Gym - various weights + 17.5m running, 3.5km, Time - 1 hour, Weather - irrelevant
Last year I toyed with the idea of base training and limited my speed to stay below a specified heart rate. It was slow and frustrating as I kept on having to slow down or even walk but the idea was that the training effect gradually increase the speed I could run at that heart rate, as I gradually became more efficient. It never happened. The only result was I got used to running slowly and anything else felt like an effort. In other words it was boring and it messed up my head. From this I will not say base training does not work, as many other people have used it successfully and it could just be I didn't run enough miles or gave up too soon. However I will not be trying it again.
Looking back at the year when I ran at my easiest my approach was completely different. During the winter months I combined strength work with running short distances (2-3 miles) at varying speeds, on a treadmill. I then moved outdoors for the endurance training, with a weekly long slow run and other runs at mixed pace. I have no clear idea why I abandoned this approach. Perhaps I fell prey to a false idea that real runners had to keep up a higher weekly mileage, or perhaps I just wanted to try a different approach. In the end I forgot what had worked.Now though I am now back with the old way and we will see if it still works.
There are a couple of lessons in this.
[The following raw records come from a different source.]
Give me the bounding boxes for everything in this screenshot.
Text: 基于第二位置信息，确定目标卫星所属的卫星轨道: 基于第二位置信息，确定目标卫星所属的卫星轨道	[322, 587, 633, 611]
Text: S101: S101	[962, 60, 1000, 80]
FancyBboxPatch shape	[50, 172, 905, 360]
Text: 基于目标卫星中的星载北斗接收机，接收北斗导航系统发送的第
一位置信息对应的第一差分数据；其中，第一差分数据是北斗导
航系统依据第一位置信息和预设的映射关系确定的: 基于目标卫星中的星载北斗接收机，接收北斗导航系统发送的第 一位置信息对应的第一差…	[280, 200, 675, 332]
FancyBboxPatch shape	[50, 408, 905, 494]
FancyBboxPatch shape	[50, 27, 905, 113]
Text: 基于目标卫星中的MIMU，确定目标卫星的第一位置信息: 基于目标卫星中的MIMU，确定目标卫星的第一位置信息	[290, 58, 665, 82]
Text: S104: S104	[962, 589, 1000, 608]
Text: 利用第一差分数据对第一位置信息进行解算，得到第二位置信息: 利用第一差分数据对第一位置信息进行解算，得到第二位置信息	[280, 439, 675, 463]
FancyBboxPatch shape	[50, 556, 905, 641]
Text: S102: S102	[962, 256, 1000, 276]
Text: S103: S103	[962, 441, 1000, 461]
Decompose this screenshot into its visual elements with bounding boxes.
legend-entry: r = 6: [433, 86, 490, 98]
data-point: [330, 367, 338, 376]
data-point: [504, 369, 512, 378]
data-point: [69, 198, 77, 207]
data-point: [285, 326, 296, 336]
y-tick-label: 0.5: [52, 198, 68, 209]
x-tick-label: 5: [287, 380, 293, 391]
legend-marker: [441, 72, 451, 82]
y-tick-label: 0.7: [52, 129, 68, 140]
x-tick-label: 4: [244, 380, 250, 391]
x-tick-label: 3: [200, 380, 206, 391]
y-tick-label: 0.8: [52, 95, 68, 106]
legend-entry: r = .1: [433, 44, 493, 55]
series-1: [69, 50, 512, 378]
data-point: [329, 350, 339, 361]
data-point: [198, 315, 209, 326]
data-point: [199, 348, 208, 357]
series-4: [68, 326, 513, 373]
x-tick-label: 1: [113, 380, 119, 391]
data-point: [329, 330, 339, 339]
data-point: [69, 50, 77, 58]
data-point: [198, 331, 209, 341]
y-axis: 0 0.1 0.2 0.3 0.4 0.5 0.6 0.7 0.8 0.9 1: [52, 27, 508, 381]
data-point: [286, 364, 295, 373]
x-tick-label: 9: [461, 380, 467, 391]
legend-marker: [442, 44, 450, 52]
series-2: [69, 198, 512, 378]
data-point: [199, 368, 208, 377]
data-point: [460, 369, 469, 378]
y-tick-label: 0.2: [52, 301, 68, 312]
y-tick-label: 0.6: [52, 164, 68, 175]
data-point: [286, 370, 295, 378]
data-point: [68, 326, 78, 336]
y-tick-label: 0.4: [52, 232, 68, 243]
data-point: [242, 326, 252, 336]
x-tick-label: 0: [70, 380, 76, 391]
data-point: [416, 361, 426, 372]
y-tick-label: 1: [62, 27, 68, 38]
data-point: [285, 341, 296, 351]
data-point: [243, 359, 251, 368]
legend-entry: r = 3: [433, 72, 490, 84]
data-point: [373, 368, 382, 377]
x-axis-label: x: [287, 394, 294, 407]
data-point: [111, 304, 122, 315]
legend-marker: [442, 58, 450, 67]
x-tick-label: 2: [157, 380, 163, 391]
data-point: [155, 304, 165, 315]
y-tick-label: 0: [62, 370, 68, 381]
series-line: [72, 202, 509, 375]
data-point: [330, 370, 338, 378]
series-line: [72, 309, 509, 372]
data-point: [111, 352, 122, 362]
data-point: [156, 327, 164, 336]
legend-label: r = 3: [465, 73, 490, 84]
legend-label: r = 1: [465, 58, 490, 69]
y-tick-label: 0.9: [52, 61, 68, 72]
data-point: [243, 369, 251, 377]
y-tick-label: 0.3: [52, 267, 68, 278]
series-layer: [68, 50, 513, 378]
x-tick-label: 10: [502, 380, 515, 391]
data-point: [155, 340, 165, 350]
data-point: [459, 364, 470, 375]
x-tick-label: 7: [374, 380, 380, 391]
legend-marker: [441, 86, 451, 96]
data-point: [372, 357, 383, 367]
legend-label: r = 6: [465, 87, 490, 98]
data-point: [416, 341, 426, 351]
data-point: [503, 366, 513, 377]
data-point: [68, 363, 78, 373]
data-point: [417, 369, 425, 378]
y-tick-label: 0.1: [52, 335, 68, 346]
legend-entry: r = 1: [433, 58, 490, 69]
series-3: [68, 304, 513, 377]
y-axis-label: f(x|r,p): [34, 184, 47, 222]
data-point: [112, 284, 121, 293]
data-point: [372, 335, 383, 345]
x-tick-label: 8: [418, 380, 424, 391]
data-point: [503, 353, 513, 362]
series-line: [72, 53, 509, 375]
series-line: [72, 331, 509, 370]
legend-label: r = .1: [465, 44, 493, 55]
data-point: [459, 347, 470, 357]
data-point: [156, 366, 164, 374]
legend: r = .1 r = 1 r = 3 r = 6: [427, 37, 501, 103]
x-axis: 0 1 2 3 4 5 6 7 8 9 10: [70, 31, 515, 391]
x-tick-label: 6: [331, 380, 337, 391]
The first is the famous quote of George Sheehan that "you are an experiment of one". In other words try things out to find what works for you, which might well be different to what works for your neighbour. But do not do this haphazardly, give each method a fair go and learn from the experience. The other lesson is related (or perhaps a different way of formulating the same idea) and is my Stoic quote of the day (again from Zeno):
"The goal of life is living in agreement with nature."
I will amend that slightly for the purposes of this blog and make it 'living in agreement with your own nature. You should not try to fight yourself, force yourself to cut against the grain, instead you should be trying to reveal yourself. Or in the words of another Stoic quote, this time from Epictetus:
"Just as wood is the medium of the carpenter and bronze is the medium of the sculptor, your life is the medium on which you practice the art of living."